Walter Pinheiro: “O que Veja fez não é jornalismo sério, é bandalheira”

por Conceição Lemes

A “denúncia” da Veja desse final de semana continua dando o que falar.

Entre os vários personagens citados estão Walter Pinheiro, Delcídio Amaral e Lindbergh Farias, senadores do PT, respectivamente, por Bahia, Mato Grosso do Sul e Rio de Janeiro.

Os três tiveram “direito” a uma das fotos tiradas de algum ponto próximo ao apartamento em que o ex-ministro José Dirceu se hospeda no Hotel Naoum, em Brasília.



Em relação aos três senadores, Veja diz ainda:



Eu conversei com Walter Pinheiro sobre as sacações e acusações que lhe foram feitas por Veja.

Viomundo – Senador, o senhor se submete a ordens de José Dirceu?

Walter Pinheiro – (risos) Sinceramente, recebi essa matéria com uma dose de humor.
Viomundo – Por quê?

Walter Pinheiro — Primeiro, porque é hilária. Historicamente dentro do PT eu e Zé Dirceu sempre estivemos em campos opostos. Ele é do chamado Campo Majoritário, eu sou da tendência Democracia Socialista.

Converso com o Zé Dirceu como um companheiro de partido. Eu o respeito, ele me respeita. Quando ele estava no governo, eu tinha uma ótima relação com ele, uma relação em campo oposto inclusive. Minha vida inteira foi disputando no partido contra Zé Dirceu.

Segundo, Veja diz que logo após o encontro com Dirceu, nós teríamos nos recusado a assinar uma nota em defesa de Palocci. Eu não fui nem ao almoço com o Lula onde se discutiu a situação do Palocci. A denúncia contra ele foi publicada no domingo, na segunda-feira, eu explicitei a minha posição. Pedi explicações a ele. Então, não tem essa conversa mole de assinar ou não a favor de Palocci. Diferentemente de muitos covardes que estavam falando mal de Palocci em off, eu estava falando em on. Eu falo em on, não falo em off, eu pedi explicações em on.

Terceiro, a Veja diz que depois que conversamos com o Zé Dirceu, em seguida, naquele mesmo dia se não me engano, o Palocci caiu. Do jeito que a Veja coloca me faz lembrar o The Flash (risos). Parece que só faltava a nossa conversa para o Zé Dirceu bater o martelo e o Palocci ser demitido. É piada, gozação.

Viomundo – O que o levou a esse encontro com José Dirceu?
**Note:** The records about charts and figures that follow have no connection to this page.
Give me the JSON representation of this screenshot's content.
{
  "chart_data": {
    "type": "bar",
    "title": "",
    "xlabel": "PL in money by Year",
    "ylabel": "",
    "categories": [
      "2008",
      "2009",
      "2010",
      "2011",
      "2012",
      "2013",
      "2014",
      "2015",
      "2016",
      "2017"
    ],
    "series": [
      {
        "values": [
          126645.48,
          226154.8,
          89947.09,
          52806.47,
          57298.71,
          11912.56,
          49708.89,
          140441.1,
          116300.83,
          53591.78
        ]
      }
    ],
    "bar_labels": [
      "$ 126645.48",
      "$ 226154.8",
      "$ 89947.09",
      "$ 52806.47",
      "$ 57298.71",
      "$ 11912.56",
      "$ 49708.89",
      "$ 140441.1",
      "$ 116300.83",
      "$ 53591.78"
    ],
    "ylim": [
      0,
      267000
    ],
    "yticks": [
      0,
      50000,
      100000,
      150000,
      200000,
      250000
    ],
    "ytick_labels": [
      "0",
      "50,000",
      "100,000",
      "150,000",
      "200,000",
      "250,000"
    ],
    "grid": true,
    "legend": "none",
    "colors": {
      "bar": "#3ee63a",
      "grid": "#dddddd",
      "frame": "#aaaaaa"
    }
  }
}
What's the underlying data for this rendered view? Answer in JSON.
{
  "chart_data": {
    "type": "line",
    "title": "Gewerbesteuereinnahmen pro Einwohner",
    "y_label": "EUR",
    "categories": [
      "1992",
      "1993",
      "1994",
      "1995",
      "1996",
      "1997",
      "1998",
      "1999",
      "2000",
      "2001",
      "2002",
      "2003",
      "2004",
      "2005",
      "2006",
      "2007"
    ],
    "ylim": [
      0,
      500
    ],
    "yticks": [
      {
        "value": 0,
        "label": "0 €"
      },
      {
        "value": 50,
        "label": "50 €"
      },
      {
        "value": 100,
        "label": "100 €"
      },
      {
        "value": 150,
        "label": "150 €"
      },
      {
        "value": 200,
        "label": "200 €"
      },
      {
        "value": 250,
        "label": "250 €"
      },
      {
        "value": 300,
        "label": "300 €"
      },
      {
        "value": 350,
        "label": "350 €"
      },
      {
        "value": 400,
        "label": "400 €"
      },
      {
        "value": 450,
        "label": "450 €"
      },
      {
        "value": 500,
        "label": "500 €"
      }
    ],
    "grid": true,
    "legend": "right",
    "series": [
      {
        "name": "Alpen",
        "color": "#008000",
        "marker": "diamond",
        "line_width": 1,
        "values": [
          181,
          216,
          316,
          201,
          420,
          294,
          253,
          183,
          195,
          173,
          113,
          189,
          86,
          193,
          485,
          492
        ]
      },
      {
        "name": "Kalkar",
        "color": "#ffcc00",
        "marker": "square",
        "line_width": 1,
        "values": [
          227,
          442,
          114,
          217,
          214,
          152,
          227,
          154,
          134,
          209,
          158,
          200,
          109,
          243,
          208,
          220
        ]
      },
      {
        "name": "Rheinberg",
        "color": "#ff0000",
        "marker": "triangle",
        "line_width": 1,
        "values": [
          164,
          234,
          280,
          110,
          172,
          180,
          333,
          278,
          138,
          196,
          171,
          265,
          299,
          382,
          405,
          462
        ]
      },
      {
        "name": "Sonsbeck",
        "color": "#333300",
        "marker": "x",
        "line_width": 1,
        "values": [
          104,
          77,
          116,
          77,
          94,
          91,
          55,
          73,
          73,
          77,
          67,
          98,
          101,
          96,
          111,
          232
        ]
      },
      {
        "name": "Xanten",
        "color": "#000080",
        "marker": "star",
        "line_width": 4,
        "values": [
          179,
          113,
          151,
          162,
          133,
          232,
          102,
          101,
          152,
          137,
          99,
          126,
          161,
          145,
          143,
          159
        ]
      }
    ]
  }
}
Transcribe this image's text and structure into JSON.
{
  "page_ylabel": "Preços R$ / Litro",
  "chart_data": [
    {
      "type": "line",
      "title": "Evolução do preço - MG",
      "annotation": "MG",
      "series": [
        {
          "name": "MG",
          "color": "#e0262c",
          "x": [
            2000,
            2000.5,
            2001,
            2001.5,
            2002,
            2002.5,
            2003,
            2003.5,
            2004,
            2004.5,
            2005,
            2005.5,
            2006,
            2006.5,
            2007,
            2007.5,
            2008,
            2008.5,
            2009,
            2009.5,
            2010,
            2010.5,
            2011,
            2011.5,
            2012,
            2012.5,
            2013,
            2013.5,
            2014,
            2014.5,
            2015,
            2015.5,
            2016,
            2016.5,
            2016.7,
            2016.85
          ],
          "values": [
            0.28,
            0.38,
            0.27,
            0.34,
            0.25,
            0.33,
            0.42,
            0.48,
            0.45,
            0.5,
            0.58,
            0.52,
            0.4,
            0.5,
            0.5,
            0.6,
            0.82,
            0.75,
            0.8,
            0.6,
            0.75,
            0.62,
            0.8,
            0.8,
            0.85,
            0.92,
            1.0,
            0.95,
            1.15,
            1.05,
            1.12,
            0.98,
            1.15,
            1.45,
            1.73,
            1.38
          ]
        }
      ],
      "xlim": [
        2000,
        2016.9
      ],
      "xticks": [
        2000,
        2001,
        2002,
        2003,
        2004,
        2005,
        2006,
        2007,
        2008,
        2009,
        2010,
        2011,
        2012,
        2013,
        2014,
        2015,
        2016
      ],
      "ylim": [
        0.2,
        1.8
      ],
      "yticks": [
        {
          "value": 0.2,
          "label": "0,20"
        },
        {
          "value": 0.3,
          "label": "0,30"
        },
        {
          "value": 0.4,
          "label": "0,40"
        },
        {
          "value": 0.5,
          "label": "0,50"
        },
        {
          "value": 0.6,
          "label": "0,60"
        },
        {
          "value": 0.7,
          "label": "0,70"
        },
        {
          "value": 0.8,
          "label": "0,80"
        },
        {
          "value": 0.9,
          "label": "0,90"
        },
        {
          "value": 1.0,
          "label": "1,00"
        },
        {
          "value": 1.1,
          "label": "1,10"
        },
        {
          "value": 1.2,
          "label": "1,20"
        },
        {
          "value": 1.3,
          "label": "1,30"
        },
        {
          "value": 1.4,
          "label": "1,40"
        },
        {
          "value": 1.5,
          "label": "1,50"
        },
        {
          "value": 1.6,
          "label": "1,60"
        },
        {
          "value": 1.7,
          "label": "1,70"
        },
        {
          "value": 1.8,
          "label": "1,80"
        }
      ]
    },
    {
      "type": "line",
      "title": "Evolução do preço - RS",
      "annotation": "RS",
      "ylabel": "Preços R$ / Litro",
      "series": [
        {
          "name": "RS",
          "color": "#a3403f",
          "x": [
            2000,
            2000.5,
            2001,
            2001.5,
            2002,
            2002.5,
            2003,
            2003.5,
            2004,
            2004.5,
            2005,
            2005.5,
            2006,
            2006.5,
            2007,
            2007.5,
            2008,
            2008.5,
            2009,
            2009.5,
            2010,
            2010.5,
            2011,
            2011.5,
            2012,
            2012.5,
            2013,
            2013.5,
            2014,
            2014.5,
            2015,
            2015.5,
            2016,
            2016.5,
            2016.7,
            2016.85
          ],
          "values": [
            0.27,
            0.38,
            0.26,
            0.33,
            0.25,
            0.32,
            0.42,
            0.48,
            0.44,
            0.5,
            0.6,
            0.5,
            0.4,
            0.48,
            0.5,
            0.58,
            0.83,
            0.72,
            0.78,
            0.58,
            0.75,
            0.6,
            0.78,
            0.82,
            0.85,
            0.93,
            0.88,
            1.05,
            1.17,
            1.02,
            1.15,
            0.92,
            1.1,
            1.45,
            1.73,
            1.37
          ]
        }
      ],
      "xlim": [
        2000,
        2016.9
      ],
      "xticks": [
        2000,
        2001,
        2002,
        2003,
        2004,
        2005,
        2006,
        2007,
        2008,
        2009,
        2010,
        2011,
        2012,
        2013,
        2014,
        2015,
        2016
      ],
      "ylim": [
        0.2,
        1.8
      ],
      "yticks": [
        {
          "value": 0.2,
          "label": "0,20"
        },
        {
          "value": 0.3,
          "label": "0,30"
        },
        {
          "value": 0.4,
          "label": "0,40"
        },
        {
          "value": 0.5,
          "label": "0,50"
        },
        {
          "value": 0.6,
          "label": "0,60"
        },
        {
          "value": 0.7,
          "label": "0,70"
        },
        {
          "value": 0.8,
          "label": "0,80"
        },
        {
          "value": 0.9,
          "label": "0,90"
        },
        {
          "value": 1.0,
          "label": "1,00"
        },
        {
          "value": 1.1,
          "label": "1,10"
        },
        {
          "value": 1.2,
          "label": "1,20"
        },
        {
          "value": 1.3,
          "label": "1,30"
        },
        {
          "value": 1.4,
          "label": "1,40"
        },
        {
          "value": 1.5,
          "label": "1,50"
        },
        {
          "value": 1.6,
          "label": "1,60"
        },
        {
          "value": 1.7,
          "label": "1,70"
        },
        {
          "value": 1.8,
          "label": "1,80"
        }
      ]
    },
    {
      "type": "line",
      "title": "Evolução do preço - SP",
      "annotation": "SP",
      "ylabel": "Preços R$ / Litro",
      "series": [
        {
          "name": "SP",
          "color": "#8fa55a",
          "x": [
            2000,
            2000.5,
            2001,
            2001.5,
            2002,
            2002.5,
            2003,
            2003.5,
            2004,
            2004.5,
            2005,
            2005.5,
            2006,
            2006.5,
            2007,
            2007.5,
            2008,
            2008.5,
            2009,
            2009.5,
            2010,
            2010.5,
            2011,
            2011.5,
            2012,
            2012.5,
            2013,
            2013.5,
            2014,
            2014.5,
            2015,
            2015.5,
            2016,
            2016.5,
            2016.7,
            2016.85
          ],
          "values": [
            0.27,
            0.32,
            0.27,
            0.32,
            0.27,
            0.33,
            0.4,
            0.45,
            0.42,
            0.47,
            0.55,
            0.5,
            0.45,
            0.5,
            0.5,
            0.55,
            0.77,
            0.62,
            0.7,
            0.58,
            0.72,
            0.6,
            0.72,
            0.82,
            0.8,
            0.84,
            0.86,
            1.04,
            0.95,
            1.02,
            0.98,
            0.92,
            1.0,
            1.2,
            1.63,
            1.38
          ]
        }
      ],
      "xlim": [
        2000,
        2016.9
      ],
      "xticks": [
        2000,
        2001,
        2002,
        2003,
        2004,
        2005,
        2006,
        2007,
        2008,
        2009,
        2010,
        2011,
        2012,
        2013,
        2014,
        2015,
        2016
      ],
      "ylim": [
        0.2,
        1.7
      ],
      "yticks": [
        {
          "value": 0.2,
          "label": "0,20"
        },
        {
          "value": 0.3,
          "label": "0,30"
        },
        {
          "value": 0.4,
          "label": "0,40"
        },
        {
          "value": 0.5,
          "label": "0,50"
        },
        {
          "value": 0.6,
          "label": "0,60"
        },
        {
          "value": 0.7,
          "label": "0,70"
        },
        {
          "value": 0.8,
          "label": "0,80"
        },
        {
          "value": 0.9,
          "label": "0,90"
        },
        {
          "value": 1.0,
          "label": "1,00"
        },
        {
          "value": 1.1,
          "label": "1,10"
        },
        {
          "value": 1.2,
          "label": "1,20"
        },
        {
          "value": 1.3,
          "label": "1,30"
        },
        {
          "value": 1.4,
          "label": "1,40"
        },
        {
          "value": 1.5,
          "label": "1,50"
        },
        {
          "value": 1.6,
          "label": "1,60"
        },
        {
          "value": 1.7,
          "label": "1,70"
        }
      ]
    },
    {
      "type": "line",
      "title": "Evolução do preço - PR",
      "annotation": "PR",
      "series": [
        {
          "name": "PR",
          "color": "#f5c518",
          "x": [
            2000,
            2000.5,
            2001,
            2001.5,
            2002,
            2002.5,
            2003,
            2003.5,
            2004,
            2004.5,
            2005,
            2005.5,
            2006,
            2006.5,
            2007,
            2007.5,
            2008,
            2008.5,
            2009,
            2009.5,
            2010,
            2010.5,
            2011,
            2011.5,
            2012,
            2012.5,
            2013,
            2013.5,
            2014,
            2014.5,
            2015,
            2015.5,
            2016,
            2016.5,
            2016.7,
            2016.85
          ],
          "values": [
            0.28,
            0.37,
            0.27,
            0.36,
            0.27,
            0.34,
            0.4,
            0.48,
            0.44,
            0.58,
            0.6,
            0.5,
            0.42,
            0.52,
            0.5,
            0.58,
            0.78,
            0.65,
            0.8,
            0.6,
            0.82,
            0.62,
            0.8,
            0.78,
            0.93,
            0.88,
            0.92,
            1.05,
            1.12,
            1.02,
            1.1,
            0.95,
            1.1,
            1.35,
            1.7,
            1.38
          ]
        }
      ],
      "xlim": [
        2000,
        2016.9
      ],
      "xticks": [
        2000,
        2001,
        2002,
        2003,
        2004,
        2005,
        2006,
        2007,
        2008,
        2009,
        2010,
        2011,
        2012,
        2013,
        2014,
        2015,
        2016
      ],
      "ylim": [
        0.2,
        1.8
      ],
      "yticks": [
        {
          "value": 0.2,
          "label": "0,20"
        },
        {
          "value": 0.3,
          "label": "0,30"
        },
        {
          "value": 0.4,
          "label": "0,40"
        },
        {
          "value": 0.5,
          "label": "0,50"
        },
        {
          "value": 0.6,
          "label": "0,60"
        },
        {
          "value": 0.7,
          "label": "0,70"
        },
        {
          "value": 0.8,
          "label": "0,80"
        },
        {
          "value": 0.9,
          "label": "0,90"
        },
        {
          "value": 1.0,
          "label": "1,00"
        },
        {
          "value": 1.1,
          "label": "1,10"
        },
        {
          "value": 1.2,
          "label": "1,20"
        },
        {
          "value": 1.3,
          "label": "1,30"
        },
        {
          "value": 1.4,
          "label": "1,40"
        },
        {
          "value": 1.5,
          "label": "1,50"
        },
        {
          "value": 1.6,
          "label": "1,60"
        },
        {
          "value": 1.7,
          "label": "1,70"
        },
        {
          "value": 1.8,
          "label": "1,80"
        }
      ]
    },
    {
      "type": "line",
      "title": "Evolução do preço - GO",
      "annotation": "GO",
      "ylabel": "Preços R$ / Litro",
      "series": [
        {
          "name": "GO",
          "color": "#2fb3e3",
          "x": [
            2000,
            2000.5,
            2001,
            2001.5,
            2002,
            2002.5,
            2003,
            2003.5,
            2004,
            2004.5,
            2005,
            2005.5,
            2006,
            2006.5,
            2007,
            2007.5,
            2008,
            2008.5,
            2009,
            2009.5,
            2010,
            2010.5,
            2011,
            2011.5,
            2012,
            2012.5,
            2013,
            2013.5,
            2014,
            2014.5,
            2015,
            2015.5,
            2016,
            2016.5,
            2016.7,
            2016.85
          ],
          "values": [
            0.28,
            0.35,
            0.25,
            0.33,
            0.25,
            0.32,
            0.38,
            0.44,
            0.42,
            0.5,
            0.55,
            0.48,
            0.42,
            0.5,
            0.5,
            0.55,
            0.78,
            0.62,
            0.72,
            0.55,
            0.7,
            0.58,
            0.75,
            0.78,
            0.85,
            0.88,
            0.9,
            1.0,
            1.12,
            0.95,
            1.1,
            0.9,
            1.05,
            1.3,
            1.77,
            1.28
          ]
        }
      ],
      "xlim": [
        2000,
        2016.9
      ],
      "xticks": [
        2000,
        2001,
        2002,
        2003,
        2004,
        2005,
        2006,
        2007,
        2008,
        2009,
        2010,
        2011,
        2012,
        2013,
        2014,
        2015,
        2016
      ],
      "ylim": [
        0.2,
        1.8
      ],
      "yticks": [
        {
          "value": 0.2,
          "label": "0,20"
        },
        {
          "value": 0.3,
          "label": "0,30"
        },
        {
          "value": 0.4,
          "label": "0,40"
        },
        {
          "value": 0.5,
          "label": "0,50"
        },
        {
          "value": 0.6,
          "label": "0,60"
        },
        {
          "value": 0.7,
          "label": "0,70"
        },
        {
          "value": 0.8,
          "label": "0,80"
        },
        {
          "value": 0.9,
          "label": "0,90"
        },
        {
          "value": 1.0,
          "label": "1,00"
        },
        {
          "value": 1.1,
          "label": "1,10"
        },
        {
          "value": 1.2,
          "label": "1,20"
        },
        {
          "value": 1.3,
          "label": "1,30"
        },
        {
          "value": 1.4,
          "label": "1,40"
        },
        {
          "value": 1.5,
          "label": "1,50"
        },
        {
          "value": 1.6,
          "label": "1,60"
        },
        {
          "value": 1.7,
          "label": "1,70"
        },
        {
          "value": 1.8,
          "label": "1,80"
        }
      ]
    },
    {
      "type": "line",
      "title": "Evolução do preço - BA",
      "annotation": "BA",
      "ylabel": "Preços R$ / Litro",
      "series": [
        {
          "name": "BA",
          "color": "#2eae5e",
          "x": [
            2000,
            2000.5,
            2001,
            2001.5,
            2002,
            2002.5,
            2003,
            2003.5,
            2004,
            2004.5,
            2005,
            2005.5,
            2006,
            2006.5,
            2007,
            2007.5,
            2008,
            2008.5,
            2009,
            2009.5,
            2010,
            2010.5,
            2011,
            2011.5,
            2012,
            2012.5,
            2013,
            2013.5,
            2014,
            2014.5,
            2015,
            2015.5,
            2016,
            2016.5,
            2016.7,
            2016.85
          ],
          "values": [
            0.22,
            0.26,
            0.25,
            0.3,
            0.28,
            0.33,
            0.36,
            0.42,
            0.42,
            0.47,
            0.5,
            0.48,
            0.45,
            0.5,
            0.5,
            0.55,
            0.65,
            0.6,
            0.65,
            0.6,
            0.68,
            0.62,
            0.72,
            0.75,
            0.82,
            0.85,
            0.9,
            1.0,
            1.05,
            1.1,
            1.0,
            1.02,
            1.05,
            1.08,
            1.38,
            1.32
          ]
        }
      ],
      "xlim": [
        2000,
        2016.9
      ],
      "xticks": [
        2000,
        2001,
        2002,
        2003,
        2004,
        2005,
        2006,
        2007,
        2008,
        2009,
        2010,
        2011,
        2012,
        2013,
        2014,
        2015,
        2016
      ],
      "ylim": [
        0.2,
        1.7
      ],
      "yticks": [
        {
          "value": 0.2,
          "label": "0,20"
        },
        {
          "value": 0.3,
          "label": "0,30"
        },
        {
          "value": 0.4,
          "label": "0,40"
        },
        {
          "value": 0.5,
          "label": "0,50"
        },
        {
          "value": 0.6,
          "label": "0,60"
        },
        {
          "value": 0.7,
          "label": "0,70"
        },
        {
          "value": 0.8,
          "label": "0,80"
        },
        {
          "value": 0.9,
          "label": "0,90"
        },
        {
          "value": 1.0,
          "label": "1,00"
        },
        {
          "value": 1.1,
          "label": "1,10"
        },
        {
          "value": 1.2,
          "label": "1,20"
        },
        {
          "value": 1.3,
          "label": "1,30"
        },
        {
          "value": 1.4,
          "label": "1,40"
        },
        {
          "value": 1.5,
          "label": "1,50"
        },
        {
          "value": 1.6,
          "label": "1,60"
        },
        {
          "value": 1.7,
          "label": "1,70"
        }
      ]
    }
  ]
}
Walter Pinheiro — Quem me convidou foi o Lindbergh [Farias]. O Zé Dirceu já tinha me pedido material sobre o audiovisual brasileiro, pois fui relator dessa matéria no Senado. Ele queria escrever alguma coisa, se eu não me engano, no blog dele sobre o assunto. Aí, aproveitei o convite do Lindbergh, para levar para Zé Dirceu a transparência que tinha feito sobre a questão do audiovisual no Brasil.

Viomundo – A Veja diz que o senhor estava insatisfeito com Palocci porque um petista havia sido demitido da Polícia Rodoviária Federal na Bahia. É verdade?


Walter Pinheiro – Muito esquisito isso. Só me leva a crer que alguém ligado a Palocci deve ter passado para a Veja que as pessoas foram conversar com Zé Dirceu, porque tinham interesses contrariados.

Eu nem sabia que era Palocci que tocava as indicações para a Polícia Rodoviária Federal da Bahia. Pensei que fosse o ministro da Justiça. Aliás, se eu tivesse que reclamar algo em relação à Polícia Rodoviária Federal não seria com Palocci, seria com o José Eduardo Cardoso [ministro da Justiça] que, por sinal, é da mesma tendência que eu dentro do PT.

Mas eu não procurei nem um nem outro. Até porque não estava na ordem do dia a discussão de nenhum cargo lá. Eu poderia brigar por outra coisa, mas por cargo eu não brigo, muito menos por um cargo, com todo o respeito, na Polícia Rodoviária Federal da Bahia. Por isso eu estou levando na mais alta gozação essa matéria.

Ah, tem mais outra coisa. Nessa altura do campeonato, tentar estabelecer que Zé Dirceu tem uma rede, que de fora pilota, comanda, é um negócio completamente absurdo.

É natural que o Zé Dirceu queira conversar. Zé Dirceu tem buscado conversar até para se sintonizar mais, para saber das coisas do que para mandar, influenciar. Eles estão dando até mais poder do que Zé Dirceu tem realmente hoje. Estão tentando transformar Zé Dirceu em algo que ele não é. Dando a Zé Dirceu uma força que ele não tem mais.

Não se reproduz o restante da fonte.